Europe’s ambitious CO2 reduction plan in a reality check

Europe wants to become the first climate-neutral continent. In order to get a little closer to this ambitious goal, 54 laws and regulations of the EU are to be revised by the end of 2022. This means that there is not only a bureaucratic marathon ahead, but tough negotiations between the EU Parliament and the member states: Who does how much? And above all: how should it work?

The Commission has now presented the first batch of twelve legal acts in the “Fit for 55” package. The heart of the reform is the CO2 emissions trading system: the market for pollution rights is being severely restricted and by 2030 it is expected to save an impressive 61 percent of CO2 compared to 2005 – that is 20 percent more than was previously aimed for.

Experts estimate that this should push the prices for one tonne of CO2 from the current 55 euros to well over 80. However, emissions trading has so far proven to be the most effective means of saving CO2 and has even exceeded its climate targets, especially as coal-based electricity has been pushed out of the market by renewables. By 2030, the coal phase-out could be completed across Europe, which would bring the EU a significant step closer to its climate target.

Consequences for companies

To this end, a tax is to be introduced for companies that want to import their products into the EU. European companies should be protected in the face of rising CO2 prices in global competition. The project is highly controversial because it is difficult to bring into line with the rules of the World Trade Organization and could put a strain on EU trade relations, experts warn. On the other hand, the mechanism could also encourage foreign producers to produce with less CO2 in order to continue serving the EU market.

The directive for renewable energies is also being reformed: the proportion of green electricity in energy consumption is to increase by 40 percent. That is ambitious; it is currently 19 percent. Because the best energy source is the one that does not use energy in the first place, Brussels would like to almost double the EU member states’ energy saving commitments. This prioritization is welcomed by experts, but the financing has not been resolved: It is more difficult to find investors for energy efficiency projects than, for example, for green electricity generation.

Brussels wants to encourage people to save energy

In order to stimulate energy saving, new minimum energy tax rates should also apply, which are based on energy content rather than volume – a paradigm shift. Fossil fuels are likely to become even more expensive, tax breaks for kerosene and heavy fuel oil are to be eliminated, and shipping is to be incorporated into emissions trading.

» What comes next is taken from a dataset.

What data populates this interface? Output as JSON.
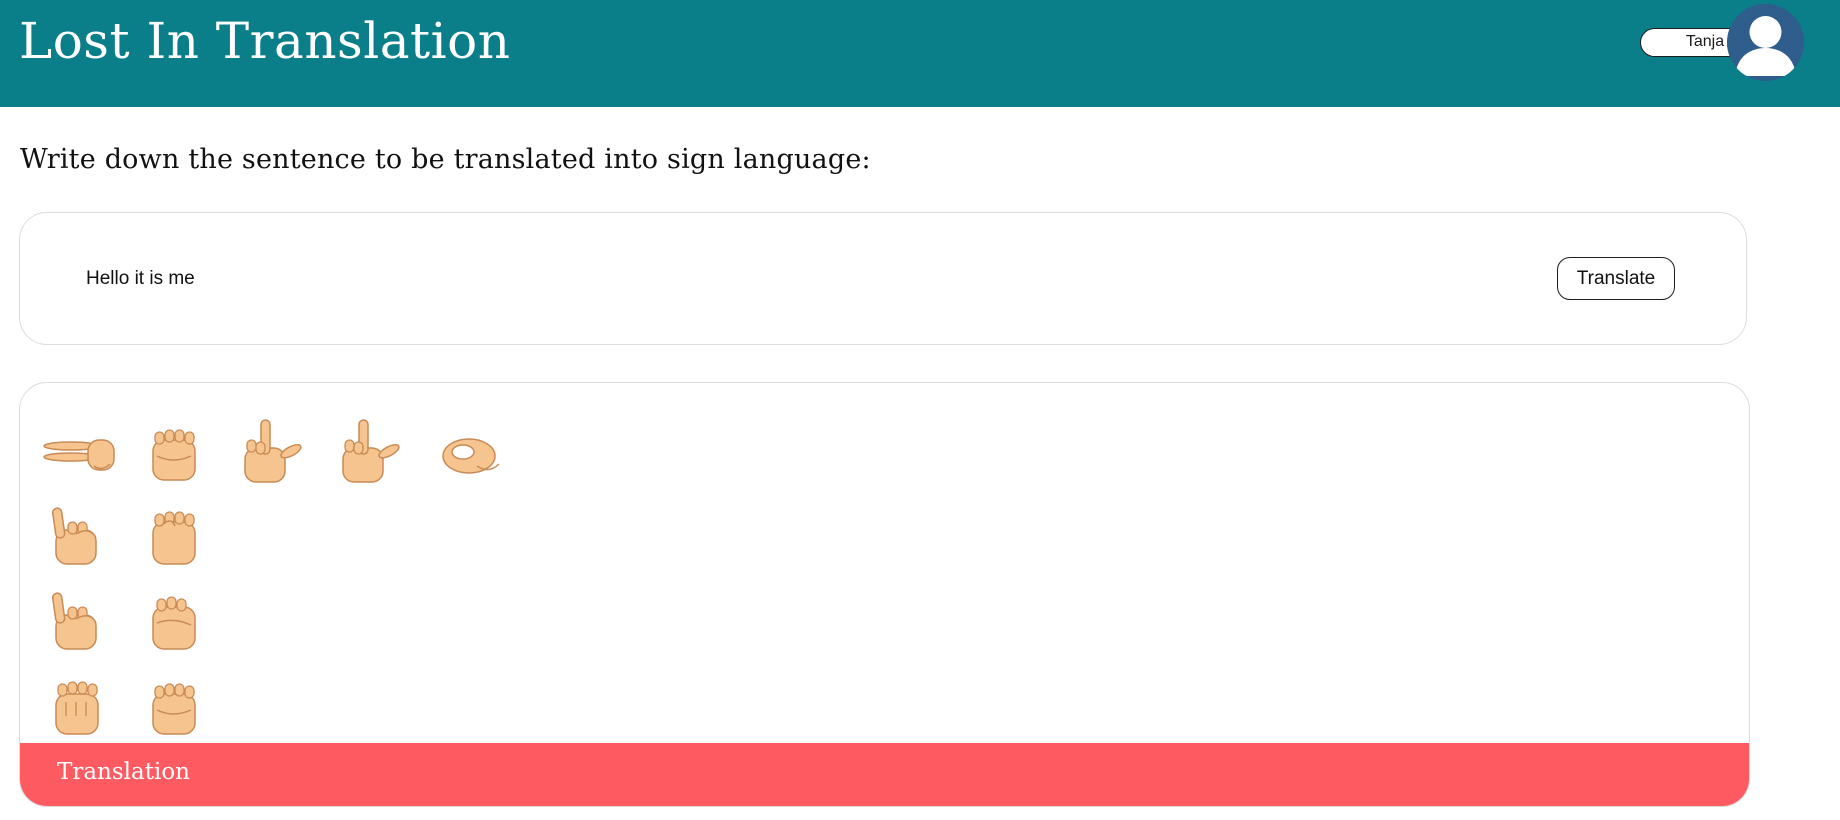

In addition, binding quotas for sustainable aviation fuels are to apply from 2025. However, there are doubts about the feasibility of the measures. Above all, the refueling and reporting requirements for non-European airlines could easily fail due to aviation agreements at bilateral and UN level.

A lot is also likely to change in road traffic: by 2035, only emission-free cars should be allowed. This is definitely feasible, with this objective the commission oriented itself towards the ambitious announcements of the carmaker, said commission president Ursula von der Leyen. In the future, there will be an e-charging station every 60 kilometers along important expressways and a hydrogen filling station every 150 kilometers – the EU is currently a long way from this.

In order to achieve the promised climate neutrality, the EU Commission is now firing from all pipes.

The hardest part is yet to come

The difficult part is still to come: If the existing CO2 reduction potential is fully utilized, the industry will have to invest in completely new technologies and machines that do entirely without oil and gas. That will be expensive and impossible without government aid.

The task of converting the traffic and heating of all buildings to electricity or hydrogen is even more difficult. For the EU, this is a huge balancing act: Despite all the new laws and requirements, in most areas it is ultimately up to the member states to do their part. The Commission cannot force them to do so.